You may feel like you are preparing to leave the house with everything including the kitchen sink but there is nothing worse than being 20 minutes from home with smelly baby and realizing you've left the vital baby wipes on the change table. With this in mind, try to keep your diaper bag topped up and ready to go at all times. Here is our definitive list of what should go in the diaper Bag. Fine tune as you see fit:

  • Diapers. Pack as many as you think you'll need and then add three more. Running short of clean diapers leads to the worst kind of public humiliation.
  • Diaper sacks. These little scented plastic bags are great for putting dirty diapers in when you're out, but also useful for storing anything mucky - clothes, shoes, toys - until you get home.
  • Baby wipes. You can buy 'travel packs', but even more handy - and cheaper - is decanting some of your home supply into a zip lock bag. They seem to stay moist for longer this way too.
  • Tissues. A small packet for everything you don't want to use a wipe on.
  • diaper rash cream. Buy a second tube and keep it in the bag. You know what your baby's bottom likes so don't leave home without it.
  • Baby food. Keep a bottle of emergency baby food and a couple of dry biscuits (sealed in a zip lock bag). Don't forget to throw away any opened but uneaten jars of food.

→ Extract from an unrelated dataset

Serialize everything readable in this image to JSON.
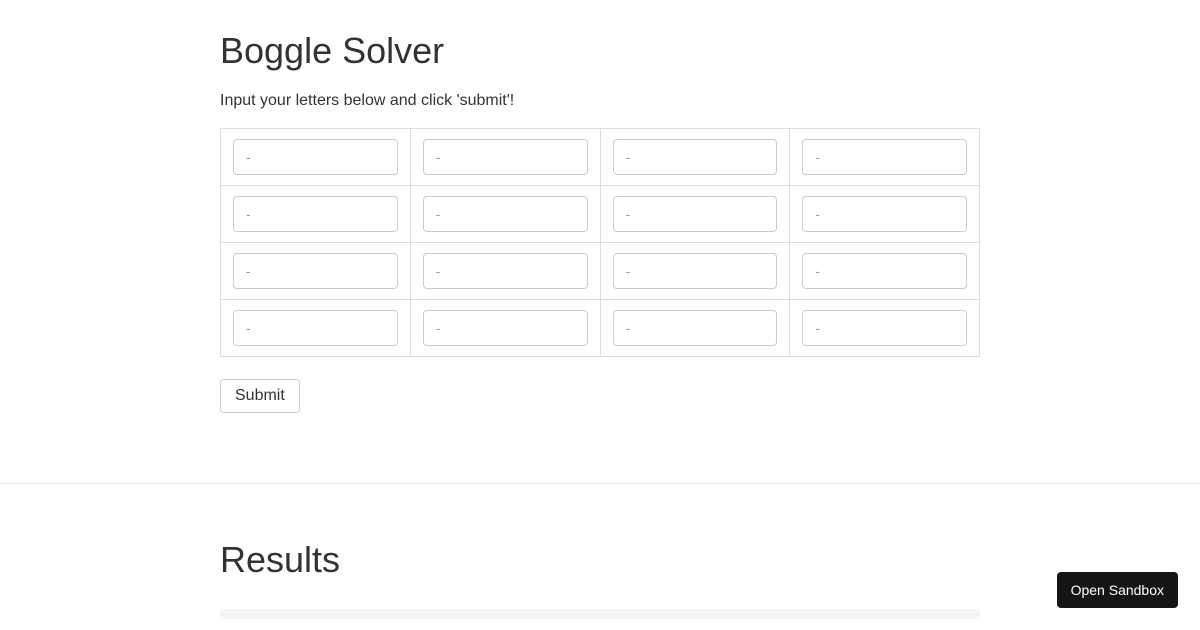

  • Plastic teaspoons. It's a tragedy if you've got the food but not the utensil. Keep a couple of plastic teaspoons in the bag and throw them away as you use them.
  • Baby change mat. Happily, most diaper bags come with a change mat.
  • Hat. Keep both a beanie and a sunhat to cover all weather options.
  • Spare change of clothes. Or two if there's toilet-training going on! There are so many ways that a small child can go through a set of clothes, you'd be a fool not to take spares.
  • Sunscreen. Keep a roll-on infant sunscreen in the bag at all times. The roll-ons won't leak and you can spread it across his skin with your hand for complete coverage.
  • Small toy and book. Hand these out when you've exhausted all your own methods of keeping your baby entertained and you've still got twenty minutes in heavy traffic to get through.
  • Bottle feeding paraphernalia. You can't go far without everything you need to feed your baby. So if you bottle feed, make sure you've got formula, sterilised bottles, boiled water and some method to heat the bottle. Most cafes are happy to help.
  • A spare soother. Small people who need soothers are inconsolable if they lose them, so keep a spare or two, in the bag at all times.
  • Mom's must-haves. All moms should pack a snack for when exhaustion sets in and the blood-sugar levels suddenly drops, and a bottle of water, because lugging your baby and his diaper bag around all day is thirsty work.